E você já tomou nota dessa prioridade. “O país precisa crescer para compartilhar de forma justa os frutos desse crescimento – alertou em sua cerimônia de abertura – Porque quando não há distribuição de riqueza, quando a riqueza está concentrada em poucos, a paz é muito difícil. Precisamos redistribuir a riqueza que os homens e mulheres chilenos produzem”.

Em seu discurso de posse, ele também se esforçou para destacar a continuidade que representa com a esquerda tradicional: “Como Salvador Allende previu há cinquenta anos, aqui estamos novamente, compatriotas, abrindo as grandes avenidas por onde passam homens e mulheres livres para construir uma sociedade melhor. Nós continuamos”. Ao mesmo tempo em que teve tempo naquele primeiro pronunciamento como novo presidente, para marcar uma virada com alguns atuais líderes progressistas: “O Chile defenderá os direitos humanos independentemente da ideologia que os viole”.

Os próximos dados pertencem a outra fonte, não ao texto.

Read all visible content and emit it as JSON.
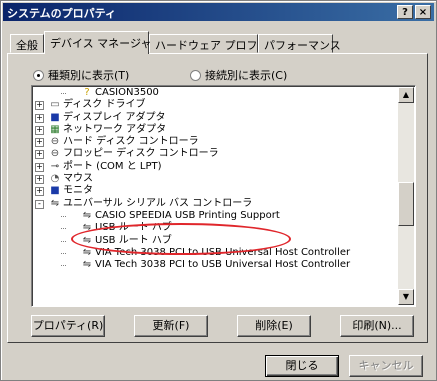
{
  "window": {
    "title": "システムのプロパティ",
    "help_label": "?",
    "close_label": "×"
  },
  "tabs": [
    {
      "label": "全般"
    },
    {
      "label": "デバイス マネージャ"
    },
    {
      "label": "ハードウェア プロファイル"
    },
    {
      "label": "パフォーマンス"
    }
  ],
  "view_options": {
    "by_type": "種類別に表示(T)",
    "by_connection": "接続別に表示(C)",
    "selected": "by_type"
  },
  "tree": [
    {
      "label": "CASION3500",
      "icon": "question-icon",
      "glyph": "?"
    },
    {
      "label": "ディスク ドライブ",
      "icon": "disk-drive-icon",
      "glyph": "▭"
    },
    {
      "label": "ディスプレイ アダプタ",
      "icon": "display-icon",
      "glyph": "■"
    },
    {
      "label": "ネットワーク アダプタ",
      "icon": "network-icon",
      "glyph": "▦"
    },
    {
      "label": "ハード ディスク コントローラ",
      "icon": "disk-controller-icon",
      "glyph": "⊖"
    },
    {
      "label": "フロッピー ディスク コントローラ",
      "icon": "floppy-controller-icon",
      "glyph": "⊖"
    },
    {
      "label": "ポート (COM と LPT)",
      "icon": "port-icon",
      "glyph": "⊸"
    },
    {
      "label": "マウス",
      "icon": "mouse-icon",
      "glyph": "◔"
    },
    {
      "label": "モニタ",
      "icon": "monitor-icon",
      "glyph": "■"
    },
    {
      "label": "ユニバーサル シリアル バス コントローラ",
      "icon": "usb-icon",
      "glyph": "⇋"
    },
    {
      "label": "CASIO SPEEDIA USB Printing Support",
      "icon": "usb-icon",
      "glyph": "⇋"
    },
    {
      "label": "USB ルート ハブ",
      "icon": "usb-icon",
      "glyph": "⇋"
    },
    {
      "label": "USB ルート ハブ",
      "icon": "usb-icon",
      "glyph": "⇋"
    },
    {
      "label": "VIA Tech 3038 PCI to USB Universal Host Controller",
      "icon": "usb-icon",
      "glyph": "⇋"
    },
    {
      "label": "VIA Tech 3038 PCI to USB Universal Host Controller",
      "icon": "usb-icon",
      "glyph": "⇋"
    }
  ],
  "scroll_up_glyph": "▲",
  "scroll_down_glyph": "▼",
  "actions": {
    "properties": "プロパティ(R)",
    "refresh": "更新(F)",
    "remove": "削除(E)",
    "print": "印刷(N)..."
  },
  "footer": {
    "close": "閉じる",
    "cancel": "キャンセル"
  },
  "colors": {
    "annotation": "#e0262b",
    "title_bar": "#0a246a"
  }
}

Para se apresentar em suas redes sociais, o novo presidente escolheu uma frase de Albert Camus. A frase do filósofo francês serve também para sintetizar a nova hora que se inicia no Chile: “A dúvida deve seguir a convicção como uma sombra”.

Começa uma nova era para a esquerda: uma esquerda com convicções, que se permite duvidar.

*Este texto não reflete, necessariamente, a opinião da Perfil Brasil.

*Texto publicado originalmente no site Perfil Argentina.